“Succession” is an in-depth study of generational trauma

Succession is an in-depth study of generational trauma

This article contains minor spoilers for “Succession”.

“Succession” is a comedy-drama series by Jesse Armstrong that premiered on HBO in 2018. The show follows the turbulent relationships and business endeavors of the Roy family, headed by media mogul and billionaire Logan Roy.

The show is mostly known for its crude, bizarre, and larger than life humor. And while it is a very funny and entertaining show, the most interesting part is the characters. The Roy family consists of the patriarch, Logan, and his four children: Connor, Kendall, Roman, and Siobhan “Shiv” Roy. The relationships between Logan and his children is complex and fascinating.
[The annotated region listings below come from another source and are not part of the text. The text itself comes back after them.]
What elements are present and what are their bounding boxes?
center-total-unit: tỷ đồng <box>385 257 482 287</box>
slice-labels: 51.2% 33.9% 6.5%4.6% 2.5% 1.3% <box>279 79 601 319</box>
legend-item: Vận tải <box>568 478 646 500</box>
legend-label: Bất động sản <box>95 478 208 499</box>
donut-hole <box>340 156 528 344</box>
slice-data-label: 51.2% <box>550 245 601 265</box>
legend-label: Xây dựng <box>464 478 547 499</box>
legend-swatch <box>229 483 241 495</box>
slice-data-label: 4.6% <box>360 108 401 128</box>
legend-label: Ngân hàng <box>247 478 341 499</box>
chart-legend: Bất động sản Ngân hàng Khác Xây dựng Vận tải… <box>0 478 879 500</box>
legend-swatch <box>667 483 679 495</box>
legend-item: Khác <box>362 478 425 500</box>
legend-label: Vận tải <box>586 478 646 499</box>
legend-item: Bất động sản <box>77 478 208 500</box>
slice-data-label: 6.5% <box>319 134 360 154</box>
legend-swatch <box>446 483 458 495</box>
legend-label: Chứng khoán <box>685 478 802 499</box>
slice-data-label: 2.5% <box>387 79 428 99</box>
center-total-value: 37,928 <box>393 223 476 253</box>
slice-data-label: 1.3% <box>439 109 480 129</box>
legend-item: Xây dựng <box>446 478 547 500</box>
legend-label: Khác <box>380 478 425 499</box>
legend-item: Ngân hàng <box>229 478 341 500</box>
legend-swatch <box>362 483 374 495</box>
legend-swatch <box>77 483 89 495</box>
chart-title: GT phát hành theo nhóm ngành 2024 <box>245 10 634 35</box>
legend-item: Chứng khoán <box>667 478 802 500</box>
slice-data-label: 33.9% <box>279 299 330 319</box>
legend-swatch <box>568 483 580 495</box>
Logan Roy (played by Brian Cox) is an intense, compelling, and multifaceted character. He is, without a doubt, the worst person on the show. Logan is a bigoted, abusive, and cold character, and this shows in his relationships with his children. Throughout the series, Logan is explicitly and implicitly shown to be verbally, emotionally, and sometimes physically abusive toward his children. It is easy to hate Logan at first, especially when we see the damage he has done to those around him. In the episode season one episode “Austerlitz”, however, Logan is humanized in a startling way. When Logan climbs out of the pool, the viewers see the multitude of scars (probably from a whip or cane) on his back. This aligns with Logan’s mentions of the strict and violent Uncle Noah who raised him. We can see the Roy family through a different lens by understanding that Logan’s behavior is part of an inter-generational cycle of abuse.

All four children carry this abuse with them, and hurt those around them. The most significant perpetrators of this cycle are Roman and Shiv. Roman (Kieran Culkin) copes with his deep seeded insecurities by ridiculing and degrading those around him. Rather than face serious subjects, he treats everything like a joke and says mean-spirited things in order to deflect. This inability to be genuine has led to familial rifts and breakups with his two girlfriends.

Romantic issues are nothing new for the Roys. Shiv Roy (Sarah Snook), as the only daughter, is held to a different standard than her brothers. Because of this, she presents herself and cold and unfeeling in order to avoid the emotional woman stereotype. The abuse stretches outside the family, with Shiv’s callous attitude toward her husband, Tom (Matthew McFadyen). He, in turn, takes this out on his assistant Greg (Nicholas Braun).

Overall, “Succession” is a lot of things: a comedy, drama, a Shakespearean epic. But most of all it serves as a genuine glimpse into how trauma can spread throughout generations and corrupt everyone in its grasp. Sure, most of us can’t relate to being a billionaire, but we can all relate to familial issues and how they spread without intervention.